Luego de una pasada rápida por el baño y de las dos horas de meditación acompañadas de risas cómplices y bailes clandestinos, nos retiramos. Porthos hizo una breve reverencia con la cabeza al Swami y al salir, una mujer –la de calzas blancas- nos comentó que nos había visto tentadas toda la noche. Allí afloró mi pensamiento que no me había abandonado en toda la velada: soy demasiado occidental para este tipo de cosas. Por suerte volvimos a la vida al tomarnos el 102 a Constitución. Om, Shanti, Shanti, Shanti. Y como la viveza criolla se ha hecho carne en los argentinos, cuando llegamos a destino, me enteré que mis amigas se habían robado uno de los manuales de canto del lugar. ¿Qué puedo decir? Namo, namaha.

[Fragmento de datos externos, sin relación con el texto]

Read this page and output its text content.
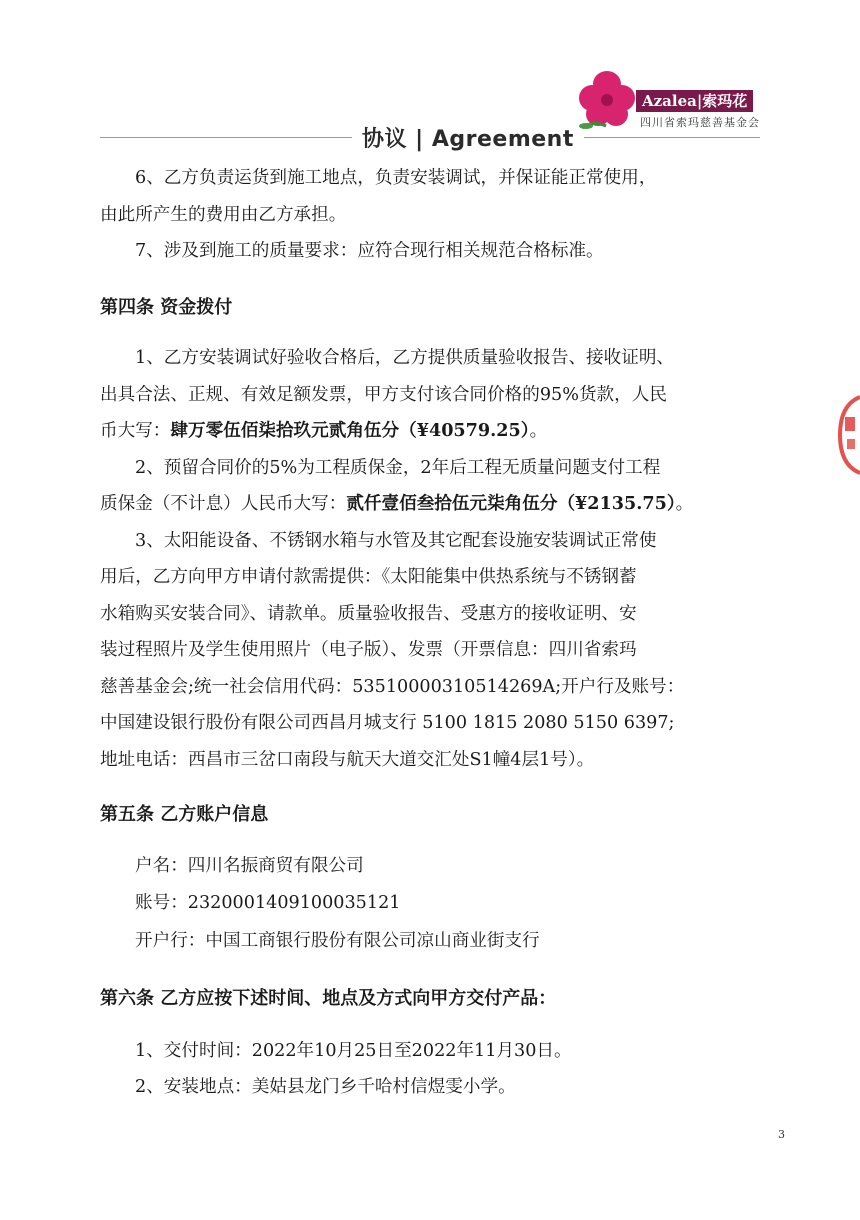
协议 | Agreement
Azalea|索玛花
四川省索玛慈善基金会
6、乙方负责运货到施工地点，负责安装调试，并保证能正常使用，
由此所产生的费用由乙方承担。
7、涉及到施工的质量要求：应符合现行相关规范合格标准。
第四条 资金拨付
1、乙方安装调试好验收合格后，乙方提供质量验收报告、接收证明、
出具合法、正规、有效足额发票，甲方支付该合同价格的95%货款，人民
币大写：肆万零伍佰柒拾玖元贰角伍分（¥40579.25）。
2、预留合同价的5%为工程质保金，2年后工程无质量问题支付工程
质保金（不计息）人民币大写：贰仟壹佰叁拾伍元柒角伍分（¥2135.75）。
3、太阳能设备、不锈钢水箱与水管及其它配套设施安装调试正常使
用后，乙方向甲方申请付款需提供：《太阳能集中供热系统与不锈钢蓄
水箱购买安装合同》、请款单。质量验收报告、受惠方的接收证明、安
装过程照片及学生使用照片（电子版）、发票（开票信息：四川省索玛
慈善基金会;统一社会信用代码：53510000310514269A;开户行及账号：
中国建设银行股份有限公司西昌月城支行 5100 1815 2080 5150 6397;
地址电话：西昌市三岔口南段与航天大道交汇处S1幢4层1号）。
第五条 乙方账户信息
户名：四川名振商贸有限公司
账号：2320001409100035121
开户行：中国工商银行股份有限公司凉山商业街支行
第六条 乙方应按下述时间、地点及方式向甲方交付产品：
1、交付时间：2022年10月25日至2022年11月30日。
2、安装地点：美姑县龙门乡千哈村信煜雯小学。
3
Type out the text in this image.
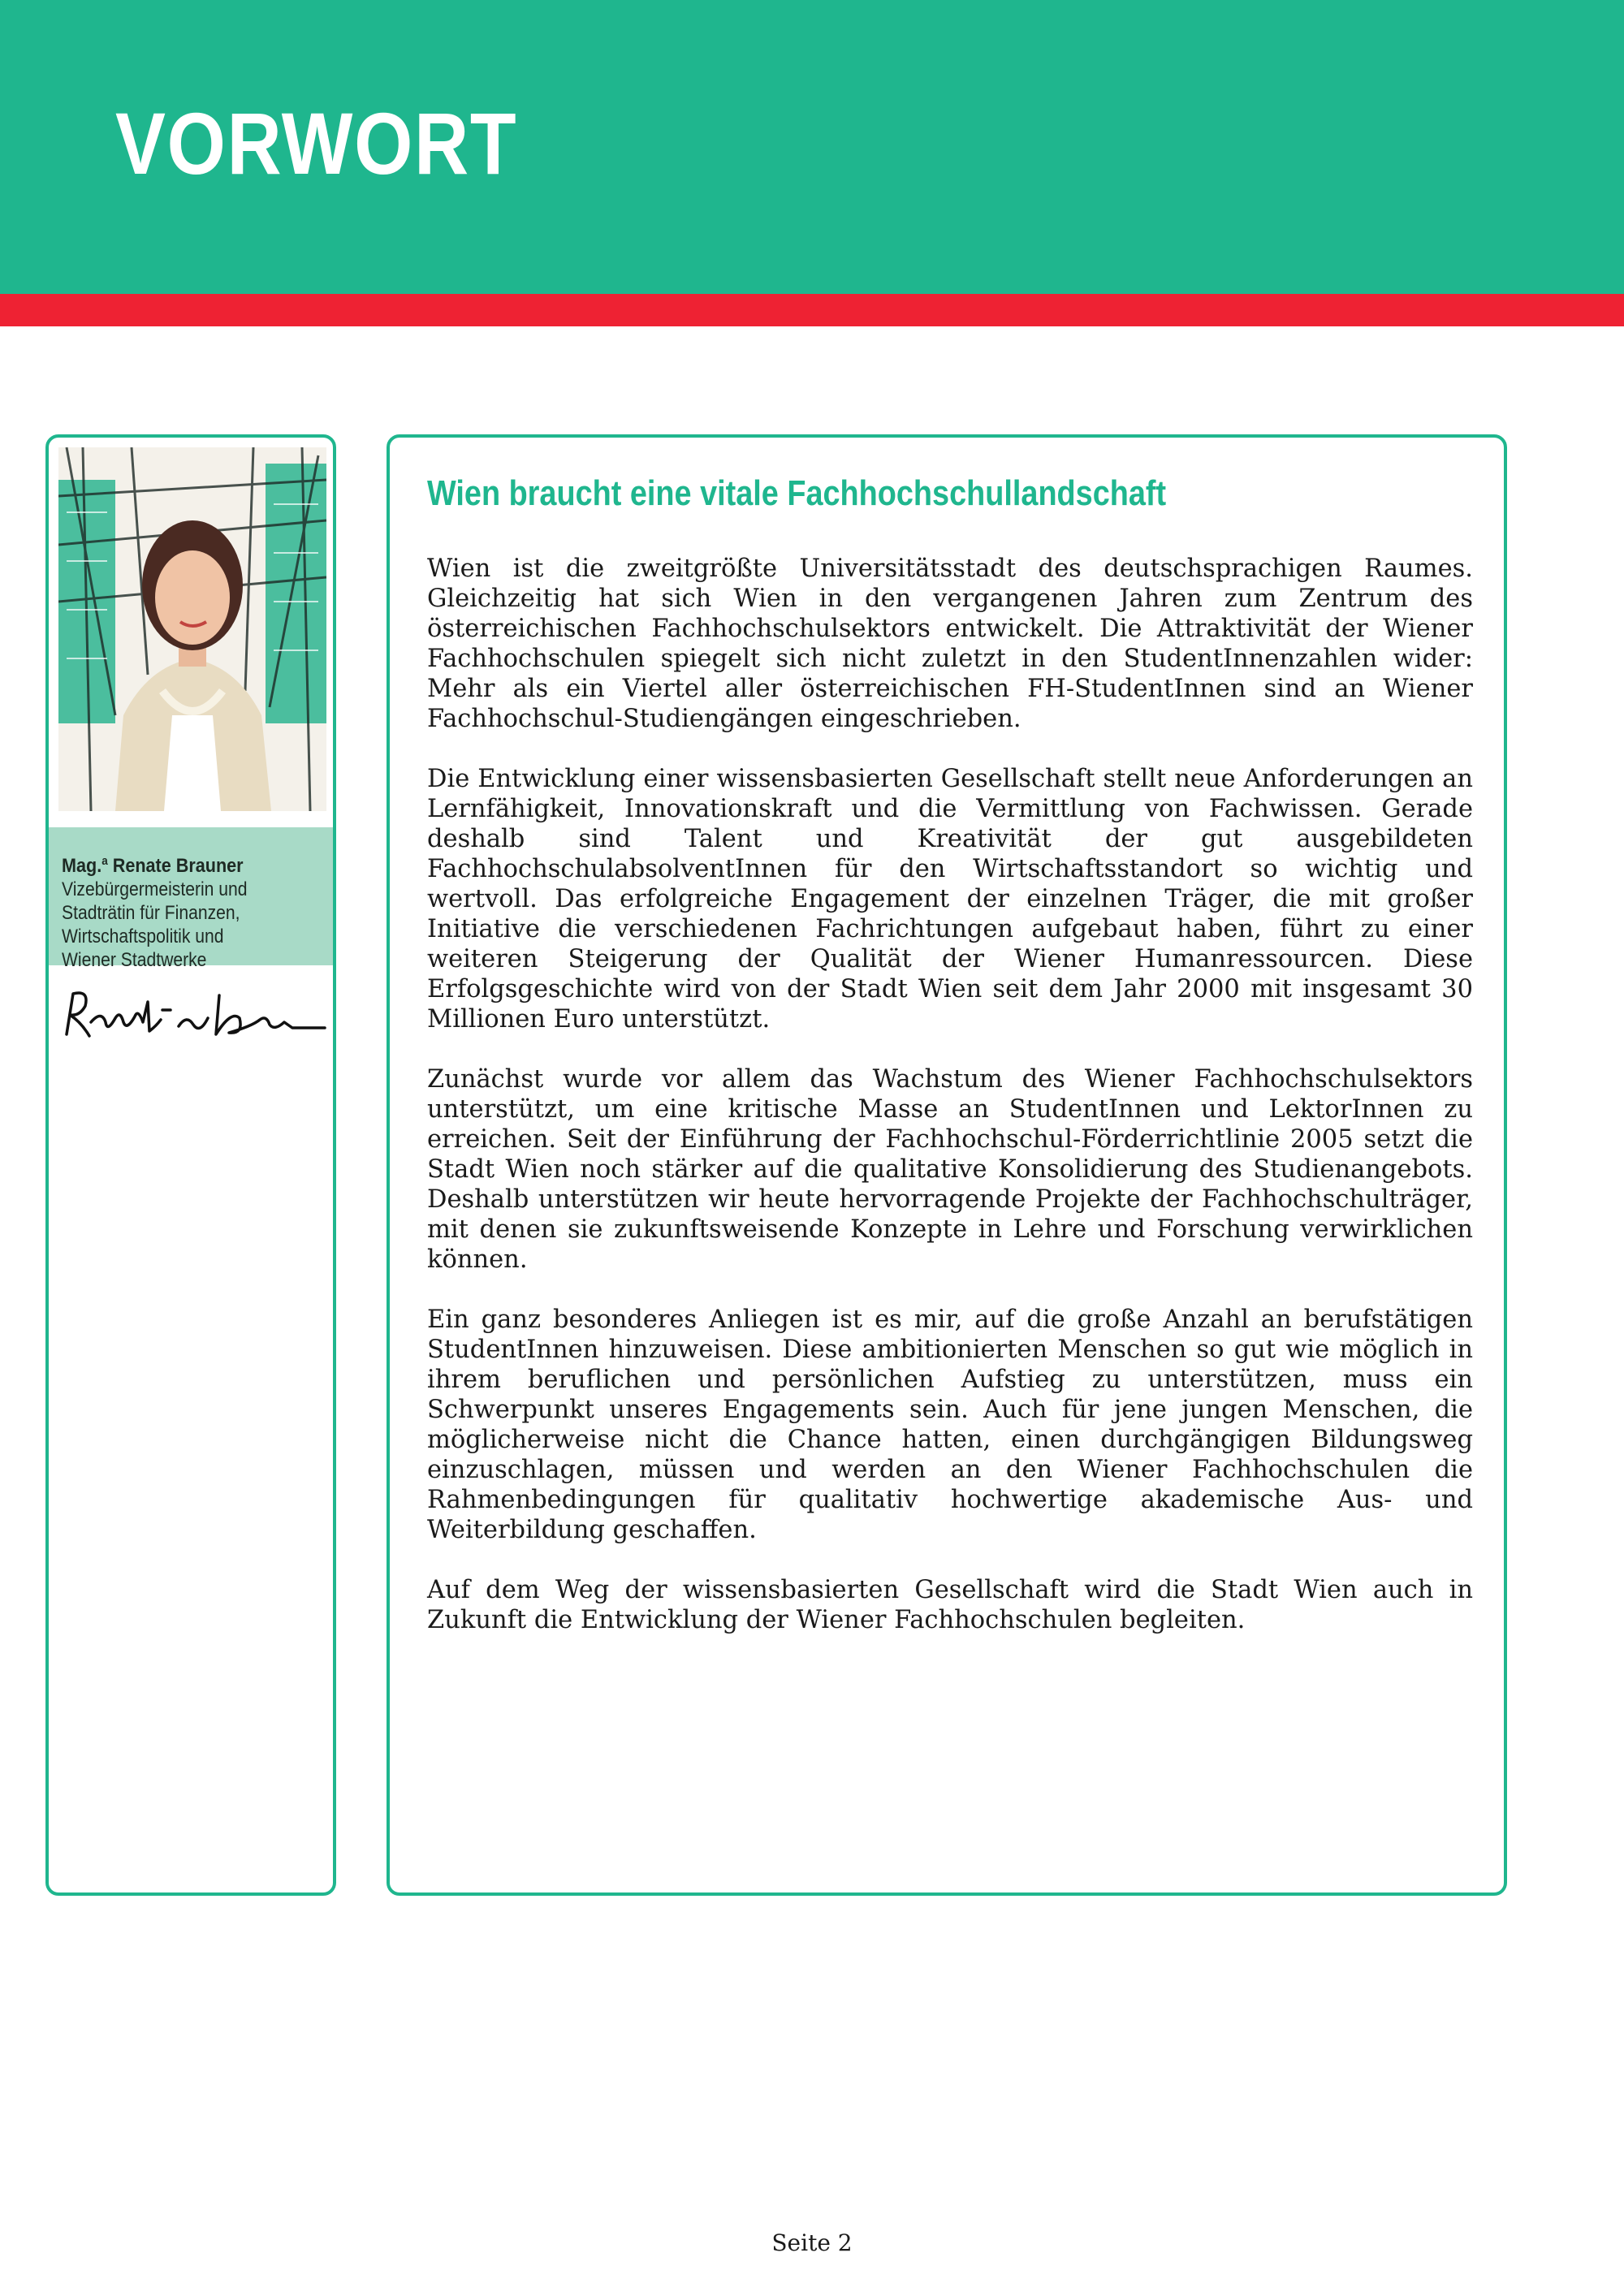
VORWORT
Mag.$^a$ Renate Brauner
Vizebürgermeisterin und
Stadträtin für Finanzen,
Wirtschaftspolitik und
Wiener Stadtwerke
Wien braucht eine vitale Fachhochschullandschaft

Wien ist die zweitgrößte Universitätsstadt des deutschsprachigen Raumes. Gleichzeitig hat sich Wien in den vergangenen Jahren zum Zentrum des österreichischen Fachhochschulsektors entwickelt. Die Attraktivität der Wiener Fachhochschulen spiegelt sich nicht zuletzt in den StudentInnenzahlen wider: Mehr als ein Viertel aller österreichischen FH-StudentInnen sind an Wiener Fachhochschul-Studiengängen eingeschrieben.

Die Entwicklung einer wissensbasierten Gesellschaft stellt neue Anforderungen an Lernfähigkeit, Innovationskraft und die Vermittlung von Fachwissen. Gerade deshalb sind Talent und Kreativität der gut ausgebildeten FachhochschulabsolventInnen für den Wirtschaftsstandort so wichtig und wertvoll. Das erfolgreiche Engagement der einzelnen Träger, die mit großer Initiative die verschiedenen Fachrichtungen aufgebaut haben, führt zu einer weiteren Steigerung der Qualität der Wiener Humanressourcen. Diese Erfolgsgeschichte wird von der Stadt Wien seit dem Jahr 2000 mit insgesamt 30 Millionen Euro unterstützt.

Zunächst wurde vor allem das Wachstum des Wiener Fachhochschulsektors unterstützt, um eine kritische Masse an StudentInnen und LektorInnen zu erreichen. Seit der Einführung der Fachhochschul-Förderrichtlinie 2005 setzt die Stadt Wien noch stärker auf die qualitative Konsolidierung des Studienangebots. Deshalb unterstützen wir heute hervorragende Projekte der Fachhochschulträger, mit denen sie zukunftsweisende Konzepte in Lehre und Forschung verwirklichen können.

Ein ganz besonderes Anliegen ist es mir, auf die große Anzahl an berufstätigen StudentInnen hinzuweisen. Diese ambitionierten Menschen so gut wie möglich in ihrem beruflichen und persönlichen Aufstieg zu unterstützen, muss ein Schwerpunkt unseres Engagements sein. Auch für jene jungen Menschen, die möglicherweise nicht die Chance hatten, einen durchgängigen Bildungsweg einzuschlagen, müssen und werden an den Wiener Fachhochschulen die Rahmenbedingungen für qualitativ hochwertige akademische Aus- und Weiterbildung geschaffen.

Auf dem Weg der wissensbasierten Gesellschaft wird die Stadt Wien auch in Zukunft die Entwicklung der Wiener Fachhochschulen begleiten.

Seite 2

Pero esto no fue lo más raro, sospechosamente, que me sucedió en la semana. El martes a la noche fui con Porthos a una Kermes de Blogs. Juro que no estoy drogada ni nada por el estilo, que esos eventos existen, que son gratuitos, que se dan en el Auditorio del Centro Cultural Rojas y que hay una comunidad de Bloggers. Pero como este artículo excedió cualquier límite decente de palabras, dejo la segunda parte de este relato de aventuras gratis para una próxima entrega. Pero prepárense, porque las aventuras de Bombita Rodríguez contra los sindicalistas del espacio son un poroto al lado de las de Darth Vader y sus tres dementores en la segunda kermes de bloggers de este año. Sólo les dejo un dato: el que dirigía el encuentro se hacía llamar Capitán Intriga. Y ahora los dejo con la intriga precisamente de saber qué sucedió y una frase de reflexión de nuestro amado Ricardo Arjona en honor a nuestras nocturnas aventuras, frase que quizás entiendan en la próxima crónica: la noche te trae sorpresas […] te sientes dueño del mundo y te dejan con cara de asustado.
Hasta la próxima, amigos bloggers.
Lloré de la risa recordando nuestras risas contenidas en la sesión de meditación. Buda mediante, estábamos en el fondo y teníamos total impunidad. Al igual que en la kermese. La vida nos sonríe, Atos.